La science longtemps a sous-estimé l’intelligence des oiseaux. L’idée qui prévalait était que, pour permettre le vol, l’évolution des oiseaux avait conduit à minimiser le poids de tous les organes, cerveau compris. Les oiseaux seraient donc condamnés à être intellectuellement limités. On pensait en effet que l’intelligence était déterminée par la taille du cerveau. Mais, à partir des années 1990, on s’est aperçu que les perroquets et les corvidés possèdent des capacités cognitives remarquables, semblables à celles des primates, qui leur ont valu le sobriquet paradoxalement flatteur de « singes à plumes ».

La famille des corvidés est celle des corbeaux, des corneilles, des geais, ou encore des pies. Ces oiseaux sont présents dans toutes les régions du monde à l’exception des pôles. En France, c’est la corneille noire qu’on rencontre en milieu urbain.
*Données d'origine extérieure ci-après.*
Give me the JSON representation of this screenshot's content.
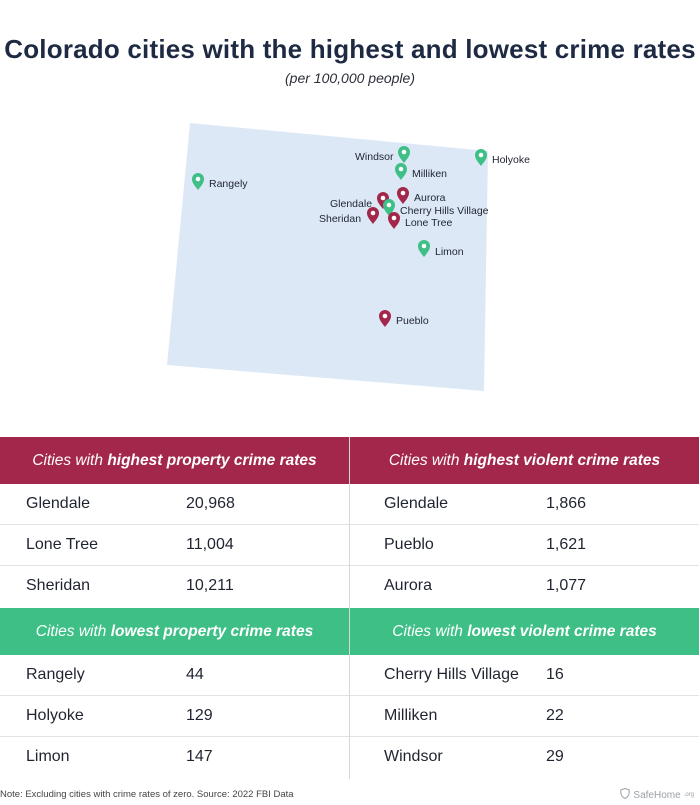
{
  "header": {
    "title": "Colorado cities with the highest and lowest crime rates",
    "subtitle": "(per 100,000 people)"
  },
  "map": {
    "colors": {
      "state_fill": "#dde8f7",
      "high_pin": "#a3274a",
      "low_pin": "#3dbf86"
    },
    "pins": [
      {
        "name": "Windsor",
        "type": "low"
      },
      {
        "name": "Holyoke",
        "type": "low"
      },
      {
        "name": "Milliken",
        "type": "low"
      },
      {
        "name": "Rangely",
        "type": "low"
      },
      {
        "name": "Glendale",
        "type": "high"
      },
      {
        "name": "Aurora",
        "type": "high"
      },
      {
        "name": "Cherry Hills Village",
        "type": "low"
      },
      {
        "name": "Sheridan",
        "type": "high"
      },
      {
        "name": "Lone Tree",
        "type": "high"
      },
      {
        "name": "Limon",
        "type": "low"
      },
      {
        "name": "Pueblo",
        "type": "high"
      }
    ]
  },
  "tables": {
    "high_property": {
      "title_prefix": "Cities with ",
      "title_bold": "highest property crime rates",
      "rows": [
        {
          "city": "Glendale",
          "value": "20,968"
        },
        {
          "city": "Lone Tree",
          "value": "11,004"
        },
        {
          "city": "Sheridan",
          "value": "10,211"
        }
      ]
    },
    "high_violent": {
      "title_prefix": "Cities with ",
      "title_bold": "highest violent crime rates",
      "rows": [
        {
          "city": "Glendale",
          "value": "1,866"
        },
        {
          "city": "Pueblo",
          "value": "1,621"
        },
        {
          "city": "Aurora",
          "value": "1,077"
        }
      ]
    },
    "low_property": {
      "title_prefix": "Cities with ",
      "title_bold": "lowest property crime rates",
      "rows": [
        {
          "city": "Rangely",
          "value": "44"
        },
        {
          "city": "Holyoke",
          "value": "129"
        },
        {
          "city": "Limon",
          "value": "147"
        }
      ]
    },
    "low_violent": {
      "title_prefix": "Cities with ",
      "title_bold": "lowest violent crime rates",
      "rows": [
        {
          "city": "Cherry Hills Village",
          "value": "16"
        },
        {
          "city": "Milliken",
          "value": "22"
        },
        {
          "city": "Windsor",
          "value": "29"
        }
      ]
    }
  },
  "footer": {
    "note": "Note: Excluding cities with crime rates of zero. Source: 2022 FBI Data",
    "brand": "SafeHome",
    "brand_suffix": ".org"
  }
}
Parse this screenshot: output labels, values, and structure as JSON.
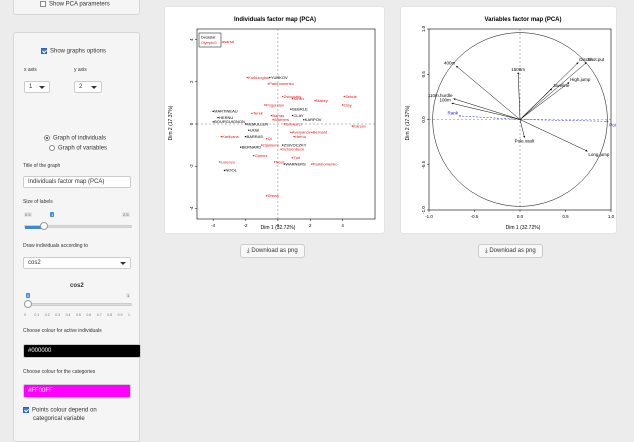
{
  "sidebar": {
    "show_pca_params": "Show PCA parameters",
    "show_graph_options": "Show graphs options",
    "x_axis_label": "x axis",
    "y_axis_label": "y axis",
    "x_axis_value": "1",
    "y_axis_value": "2",
    "graph_individuals": "Graph of individuals",
    "graph_variables": "Graph of variables",
    "title_label": "Title of the graph",
    "title_value": "Individuals factor map (PCA)",
    "size_label": "Size of labels",
    "size_min": "0.5",
    "size_value": "1",
    "size_max": "2.5",
    "draw_label": "Draw individuals according to",
    "draw_value": "cos2",
    "cos2_title": "cos2",
    "cos2_min": "0",
    "cos2_max": "1",
    "cos2_value": "0",
    "cos2_ticks": [
      "0",
      "0.1",
      "0.2",
      "0.3",
      "0.4",
      "0.5",
      "0.6",
      "0.7",
      "0.8",
      "0.9",
      "1"
    ],
    "active_colour_label": "Choose colour for active individuals",
    "active_colour_value": "#000000",
    "cat_colour_label": "Choose colour for the categories",
    "cat_colour_value": "#FF00FF",
    "points_colour_label_1": "Points colour depend on",
    "points_colour_label_2": "categorical variable"
  },
  "colors": {
    "active": "#000000",
    "category": "#FF00FF",
    "supp_ind": "#e01515",
    "supp_var": "#2020d0",
    "accent": "#428bca"
  },
  "buttons": {
    "download_png": "Download as png"
  },
  "chart_data": [
    {
      "type": "scatter",
      "title": "Individuals factor map (PCA)",
      "xlabel": "Dim 1 (32.72%)",
      "ylabel": "Dim 2 (17.37%)",
      "xlim": [
        -5,
        6
      ],
      "ylim": [
        -4.5,
        4.5
      ],
      "x_ticks": [
        "-4",
        "-2",
        "0",
        "2",
        "4"
      ],
      "y_ticks": [
        "-4",
        "-2",
        "0",
        "2",
        "4"
      ],
      "legend": {
        "placement": "top-left",
        "entries": [
          {
            "label": "Decastar",
            "color": "#000000"
          },
          {
            "label": "OlympicG",
            "color": "#e01515"
          }
        ]
      },
      "points": [
        {
          "label": "Casarsa",
          "x": -3.7,
          "y": 3.9,
          "color": "#e01515"
        },
        {
          "label": "Korkizoglou",
          "x": -1.9,
          "y": 2.2,
          "color": "#e01515"
        },
        {
          "label": "YURKOV",
          "x": -0.5,
          "y": 2.2,
          "color": "#000000"
        },
        {
          "label": "Parkhomenko",
          "x": -0.6,
          "y": 1.9,
          "color": "#e01515"
        },
        {
          "label": "Zsivoczky",
          "x": 0.3,
          "y": 1.3,
          "color": "#e01515"
        },
        {
          "label": "Smith",
          "x": 0.9,
          "y": 1.2,
          "color": "#e01515"
        },
        {
          "label": "Macey",
          "x": 2.3,
          "y": 1.1,
          "color": "#e01515"
        },
        {
          "label": "Sebrle",
          "x": 4.1,
          "y": 1.3,
          "color": "#e01515"
        },
        {
          "label": "Clay",
          "x": 4.0,
          "y": 0.9,
          "color": "#e01515"
        },
        {
          "label": "Pogorelov",
          "x": -0.8,
          "y": 0.9,
          "color": "#e01515"
        },
        {
          "label": "SEBRLE",
          "x": 0.8,
          "y": 0.7,
          "color": "#000000"
        },
        {
          "label": "CLAY",
          "x": 0.9,
          "y": 0.4,
          "color": "#000000"
        },
        {
          "label": "KARPOV",
          "x": 1.6,
          "y": 0.2,
          "color": "#000000"
        },
        {
          "label": "Karpov",
          "x": 4.6,
          "y": -0.1,
          "color": "#e01515"
        },
        {
          "label": "MARTINEAU",
          "x": -4.0,
          "y": 0.6,
          "color": "#000000"
        },
        {
          "label": "HERNU",
          "x": -3.7,
          "y": 0.3,
          "color": "#000000"
        },
        {
          "label": "Terek",
          "x": -1.6,
          "y": 0.5,
          "color": "#e01515"
        },
        {
          "label": "Barras",
          "x": -0.4,
          "y": 0.4,
          "color": "#e01515"
        },
        {
          "label": "BOURGUIGNON",
          "x": -4.0,
          "y": 0.1,
          "color": "#000000"
        },
        {
          "label": "McMULLEN",
          "x": -2.0,
          "y": 0.0,
          "color": "#000000"
        },
        {
          "label": "Warners",
          "x": -0.3,
          "y": 0.2,
          "color": "#e01515"
        },
        {
          "label": "Schwarzl",
          "x": 0.4,
          "y": 0.0,
          "color": "#e01515"
        },
        {
          "label": "Averyanov",
          "x": 0.8,
          "y": -0.4,
          "color": "#e01515"
        },
        {
          "label": "Bernard",
          "x": 2.1,
          "y": -0.4,
          "color": "#e01515"
        },
        {
          "label": "Uldal",
          "x": -1.8,
          "y": -0.3,
          "color": "#000000"
        },
        {
          "label": "Karlivans",
          "x": -3.5,
          "y": -0.6,
          "color": "#e01515"
        },
        {
          "label": "BARRAS",
          "x": -2.0,
          "y": -0.6,
          "color": "#000000"
        },
        {
          "label": "Qi",
          "x": -0.7,
          "y": -0.7,
          "color": "#e01515"
        },
        {
          "label": "Hernu",
          "x": 1.0,
          "y": -0.6,
          "color": "#e01515"
        },
        {
          "label": "BERNARD",
          "x": -2.3,
          "y": -1.1,
          "color": "#000000"
        },
        {
          "label": "Ojaniemi",
          "x": -1.0,
          "y": -1.0,
          "color": "#e01515"
        },
        {
          "label": "ZSIVOCZKY",
          "x": 0.3,
          "y": -1.0,
          "color": "#000000"
        },
        {
          "label": "Schoenbeck",
          "x": 0.2,
          "y": -1.2,
          "color": "#e01515"
        },
        {
          "label": "Gomez",
          "x": -1.5,
          "y": -1.5,
          "color": "#e01515"
        },
        {
          "label": "Nool",
          "x": -0.2,
          "y": -1.8,
          "color": "#e01515"
        },
        {
          "label": "Turi",
          "x": 0.9,
          "y": -1.6,
          "color": "#e01515"
        },
        {
          "label": "Lorenzo",
          "x": -3.6,
          "y": -1.8,
          "color": "#e01515"
        },
        {
          "label": "WARNERS",
          "x": 0.4,
          "y": -1.9,
          "color": "#000000"
        },
        {
          "label": "Parkhomenko",
          "x": 2.1,
          "y": -1.9,
          "color": "#e01515"
        },
        {
          "label": "NOOL",
          "x": -3.3,
          "y": -2.2,
          "color": "#000000"
        },
        {
          "label": "Drews",
          "x": -0.7,
          "y": -3.4,
          "color": "#e01515"
        }
      ]
    },
    {
      "type": "scatter",
      "title": "Variables factor map (PCA)",
      "xlabel": "Dim 1 (32.72%)",
      "ylabel": "Dim 2 (17.37%)",
      "xlim": [
        -1.0,
        1.0
      ],
      "ylim": [
        -1.0,
        1.0
      ],
      "x_ticks": [
        "-1.0",
        "-0.5",
        "0.0",
        "0.5",
        "1.0"
      ],
      "y_ticks": [
        "-1.0",
        "-0.5",
        "0.0",
        "0.5",
        "1.0"
      ],
      "grid": false,
      "variables": [
        {
          "label": "400m",
          "x": -0.7,
          "y": 0.59,
          "color": "#000000"
        },
        {
          "label": "1500m",
          "x": -0.02,
          "y": 0.52,
          "color": "#000000"
        },
        {
          "label": "Discus",
          "x": 0.64,
          "y": 0.63,
          "color": "#000000"
        },
        {
          "label": "Shot.put",
          "x": 0.73,
          "y": 0.63,
          "color": "#000000"
        },
        {
          "label": "Javeline",
          "x": 0.35,
          "y": 0.34,
          "color": "#000000"
        },
        {
          "label": "High.jump",
          "x": 0.54,
          "y": 0.41,
          "color": "#000000"
        },
        {
          "label": "110m.hurdle",
          "x": -0.73,
          "y": 0.23,
          "color": "#000000"
        },
        {
          "label": "100m",
          "x": -0.75,
          "y": 0.18,
          "color": "#000000"
        },
        {
          "label": "Rank",
          "x": -0.67,
          "y": 0.04,
          "color": "#2020d0"
        },
        {
          "label": "Points",
          "x": 0.97,
          "y": -0.02,
          "color": "#2020d0"
        },
        {
          "label": "Pole.vault",
          "x": 0.05,
          "y": -0.2,
          "color": "#000000"
        },
        {
          "label": "Long.jump",
          "x": 0.74,
          "y": -0.35,
          "color": "#000000"
        }
      ]
    }
  ]
}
Elle est entièrement noire, contrairement au corbeau freux, dont le bec est clair et qui vit plutôt en zone agricole. Le grand corbeau, quant à lui, est plus imposant, très rare, et présent surtout en montagne.

Le cerveau des corvidés est certes petit en taille absolue et il ne possède pas les structures qui, chez les mammifères, sont associées aux processus cognitifs supérieurs. Mais relativement à la taille de leur corps, les corvidés ont des cerveaux qui ne sont pas petits du tout. Ainsi, le quotient d’encéphalisation (qui reflète le rapport entre la masse du cerveau et la masse totale de l’organisme) est le même chez le corbeau, la corneille et le chimpanzé. De plus, l’architecture cérébrale des corvidés est complètement différente de celle des primates. Il n’y a pas de circonvolutions et les neurones sont courts et groupés de façon extrêmement dense, si bien que le cerveau des corvidés contient à peu près le même nombre de neurones que celui des grands singes. Les performances cognitives des corvidés, associées à une architecture cérébrale différente de celle des primates, amènent à parler de convergence évolutive : l’évolution a pris deux chemins indépendants pour arriver à des résultats fonctionnellement semblables (de la même façon par exemple que les cétacés ont des nageoires tout comme les poissons).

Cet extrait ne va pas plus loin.